Mr. Dewey heads the State Department Bureau for Population, Migration and Refugees. He said 1.5 million Afghans have come home since the Taleban government fell in December.
"The continued flood of refugees and internally displaced persons back to their homes does demonstrate their own faith in the institutions of the government and of the international community in providing for their future. It also shows their faith in the future of Afghanistan," he said.
However, Mr. Dewey said he is disappointed that European Union countries are not giving more support to U.N. agencies grappling with the repatriation crisis.
"The possible result of this could be the flocking of refugees to the cities, adding to the burden of cities such as Kabul," said Mr.
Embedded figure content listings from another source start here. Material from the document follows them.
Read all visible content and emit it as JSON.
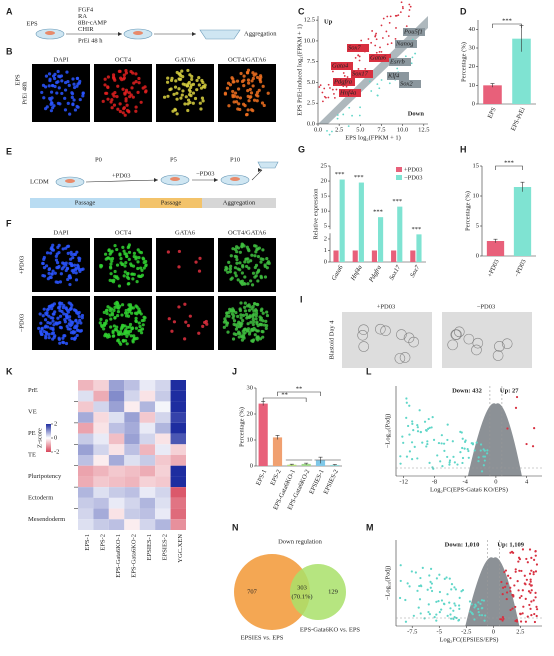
{
  "A": {
    "letter": "A",
    "cell": "EPS",
    "factors": [
      "FGF4",
      "RA",
      "8Br-cAMP",
      "CHIR"
    ],
    "treatment": "PrEi 48 h",
    "outcome": "Aggregation"
  },
  "B": {
    "letter": "B",
    "channels": [
      "DAPI",
      "OCT4",
      "GATA6",
      "OCT4/GATA6"
    ],
    "row": [
      "EPS",
      "PrEi 48h"
    ]
  },
  "C": {
    "letter": "C",
    "type": "scatter",
    "up": "Up",
    "down": "Down",
    "genes_up": [
      "Sox7",
      "Gata6",
      "Gata4",
      "Sox17",
      "Pdgfra",
      "Hnf4a"
    ],
    "genes_other": [
      "Pou5f1",
      "Nanog",
      "Esrrb",
      "Klf4",
      "Sox2"
    ],
    "xlabel": "EPS log₂(FPKM + 1)",
    "ylabel": "EPS PrEi-induced log₂(FPKM + 1)",
    "xlim": [
      0,
      13
    ],
    "ylim": [
      0,
      13
    ],
    "xticks": [
      {
        "value": 0,
        "label": "0.0"
      },
      {
        "value": 2.5,
        "label": "2.5"
      },
      {
        "value": 5,
        "label": "5.0"
      },
      {
        "value": 7.5,
        "label": "7.5"
      },
      {
        "value": 10,
        "label": "10.0"
      },
      {
        "value": 12.5,
        "label": "12.5"
      }
    ],
    "yticks": [
      {
        "value": 0,
        "label": "0.0"
      },
      {
        "value": 2.5,
        "label": "2.5"
      },
      {
        "value": 5,
        "label": "5.0"
      },
      {
        "value": 7.5,
        "label": "7.5"
      },
      {
        "value": 10,
        "label": "10.0"
      },
      {
        "value": 12.5,
        "label": "12.5"
      }
    ]
  },
  "D": {
    "letter": "D",
    "type": "bar",
    "categories": [
      "EPS",
      "EPS-PrEi"
    ],
    "values": [
      10,
      35
    ],
    "errors": [
      1,
      7
    ],
    "colors": [
      "#e8607a",
      "#7fe3d2"
    ],
    "ylim": [
      0,
      45
    ],
    "yticks": [
      0,
      10,
      20,
      30,
      40
    ],
    "ylabel": "Percentage (%)",
    "sig": "***"
  },
  "E": {
    "letter": "E",
    "medium": "LCDM",
    "stages": [
      "P0",
      "P5",
      "P10"
    ],
    "steps": [
      "+PD03",
      "−PD03"
    ],
    "phases": [
      "Passage",
      "Passage",
      "Aggregation"
    ]
  },
  "F": {
    "letter": "F",
    "channels": [
      "DAPI",
      "OCT4",
      "GATA6",
      "OCT4/GATA6"
    ],
    "rows": [
      "+PD03",
      "−PD03"
    ]
  },
  "G": {
    "letter": "G",
    "type": "bar",
    "categories": [
      "Gata6",
      "Hnf4a",
      "Pdgfra",
      "Sox17",
      "Sox7"
    ],
    "series": [
      {
        "name": "+PD03",
        "color": "#e8607a",
        "values": [
          1,
          1,
          1,
          1,
          1
        ]
      },
      {
        "name": "−PD03",
        "color": "#7fe3d2",
        "values": [
          20.5,
          19.5,
          8,
          11.5,
          2.4
        ]
      }
    ],
    "ylim": [
      0,
      25
    ],
    "axis_break": [
      2.5,
      4
    ],
    "yticks": [
      0,
      1,
      2,
      5,
      10,
      15,
      20,
      25
    ],
    "ylabel": "Relative expression",
    "sig": [
      "***",
      "***",
      "***",
      "***",
      "***"
    ]
  },
  "H": {
    "letter": "H",
    "type": "bar",
    "categories": [
      "+PD03",
      "−PD03"
    ],
    "values": [
      2.5,
      11.5
    ],
    "errors": [
      0.3,
      0.8
    ],
    "colors": [
      "#e8607a",
      "#7fe3d2"
    ],
    "ylim": [
      0,
      15
    ],
    "yticks": [
      0,
      5,
      10,
      15
    ],
    "ylabel": "Percentage (%)",
    "sig": "***"
  },
  "I": {
    "letter": "I",
    "columns": [
      "+PD03",
      "−PD03"
    ],
    "row": "Blastoid Day 4"
  },
  "J": {
    "letter": "J",
    "type": "bar",
    "categories": [
      "EPS-1",
      "EPS-2",
      "EPS-Gata6KO-1",
      "EPS-Gata6KO-2",
      "EPSIES-1",
      "EPSIES-2"
    ],
    "values": [
      24,
      11,
      0.5,
      0.8,
      2.2,
      0.4
    ],
    "errors": [
      0.8,
      0.8,
      0.2,
      0.3,
      1.2,
      0.2
    ],
    "colors": [
      "#e8607a",
      "#f0a070",
      "#b5e07a",
      "#9fd88a",
      "#80c8e8",
      "#90d8d8"
    ],
    "ylim": [
      0,
      30
    ],
    "yticks": [
      0,
      10,
      20,
      30
    ],
    "ylabel": "Percentage (%)",
    "sig": [
      "**",
      "**"
    ]
  },
  "K": {
    "letter": "K",
    "type": "heatmap",
    "groups": [
      "PrE",
      "VE",
      "PE",
      "TE",
      "Pluripotency",
      "Ectoderm",
      "Mesendoderm"
    ],
    "columns": [
      "EPS-1",
      "EPS-2",
      "EPS-Gata6KO-1",
      "EPS-Gata6KO-2",
      "EPSIES-1",
      "EPSIES-2",
      "YGC.XEN"
    ],
    "legend_title": "Z-score",
    "legend_ticks": [
      2,
      0,
      -2
    ],
    "values": [
      [
        -0.8,
        -0.5,
        0.9,
        0.6,
        0.2,
        0.4,
        2.2
      ],
      [
        0.3,
        -0.9,
        1.1,
        0.4,
        -0.3,
        0.5,
        2.4
      ],
      [
        -0.6,
        0.4,
        0.9,
        -0.2,
        0.7,
        0.1,
        2.0
      ],
      [
        0.8,
        -0.4,
        0.3,
        0.9,
        -0.6,
        0.4,
        1.8
      ],
      [
        -1.0,
        -0.3,
        0.6,
        0.8,
        0.2,
        0.7,
        2.1
      ],
      [
        0.5,
        0.2,
        -0.7,
        0.9,
        0.4,
        -0.3,
        1.6
      ],
      [
        0.9,
        0.4,
        -0.3,
        0.6,
        -0.8,
        0.2,
        -0.5
      ],
      [
        0.6,
        -0.2,
        0.8,
        0.3,
        0.5,
        -0.6,
        -0.9
      ],
      [
        -1.0,
        -0.8,
        -0.6,
        -0.7,
        -0.9,
        -0.5,
        2.2
      ],
      [
        -0.9,
        -0.6,
        -0.7,
        -0.8,
        -0.5,
        -0.6,
        2.0
      ],
      [
        0.7,
        0.3,
        0.5,
        0.6,
        0.2,
        0.4,
        -1.8
      ],
      [
        0.5,
        0.6,
        0.2,
        0.4,
        0.7,
        0.3,
        -1.5
      ],
      [
        0.4,
        0.8,
        -0.3,
        0.5,
        0.6,
        0.2,
        -1.6
      ],
      [
        0.3,
        0.5,
        0.6,
        -0.2,
        0.4,
        0.7,
        -1.2
      ]
    ]
  },
  "L": {
    "letter": "L",
    "type": "volcano",
    "down": "Down: 432",
    "up": "Up: 27",
    "xlabel": "Log₂FC(EPS-Gata6 KO/EPS)",
    "ylabel": "−Log₁₀(Padj)",
    "xlim": [
      -13,
      6
    ],
    "xticks": [
      -12,
      -8,
      -4,
      0,
      4
    ]
  },
  "M": {
    "letter": "M",
    "type": "volcano",
    "down": "Down: 1,010",
    "up": "Up: 1,109",
    "xlabel": "Log₂FC(EPSIES/EPS)",
    "ylabel": "−Log₁₀(Padj)",
    "xlim": [
      -9,
      4.5
    ],
    "xticks": [
      -7.5,
      -5,
      -2.5,
      0,
      2.5
    ]
  },
  "N": {
    "letter": "N",
    "title": "Down regulation",
    "left": 707,
    "center": 303,
    "center_pct": "(70.1%)",
    "right": 129,
    "left_label": "EPSIES vs. EPS",
    "right_label": "EPS-Gata6KO vs. EPS"
  }
}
Dewey. "The worst case, of course, would be for them to go back to Pakistan, or back to Iran."
Mr. Dewey said the United States has had to pick up the shortfall from Europe. For example, the United States provides nearly 100 percent of the food now coming into Afghanistan, through the U.N.'s World Food Program.
Also at the news conference was Daniel Enders, a U.N. refugee official based in Kabul. He said the budget crunch has forced the United Nations to cut its assistance package for repatriated Afghans.
"As a first step, we had to lower the assistance for transport. We also had to reduce the non-food item package," Mr. Enders explained. "We used to give buckets, jerry cans, blankets. These items are no longer given. The original plan to build about 70,000 houses has been scaled back to 50,000. And, that will definitely have an impact, on particularly vulnerable people who will come back and who have difficulties building their own house.
Mr. Dewey said, during a visit to northern Afghanistan, he met representatives of militia leaders Ustad Atta and Abdul Rashid Dostum. He appealed to them to restore peace so that suspended relief operations in the region can resume.
"We made it very clear that the security situation and the improvements are in their hands to deal with. The law-and-order is in their hands. They can chose to make it better or they can choose to continue to deprive their people of assistance. And I don't know how much louder or more clear we could have made the message.
The United Nations says it has stockpiled food for 250,000 people, in case fighting or other disruptions occur during the approaching winter.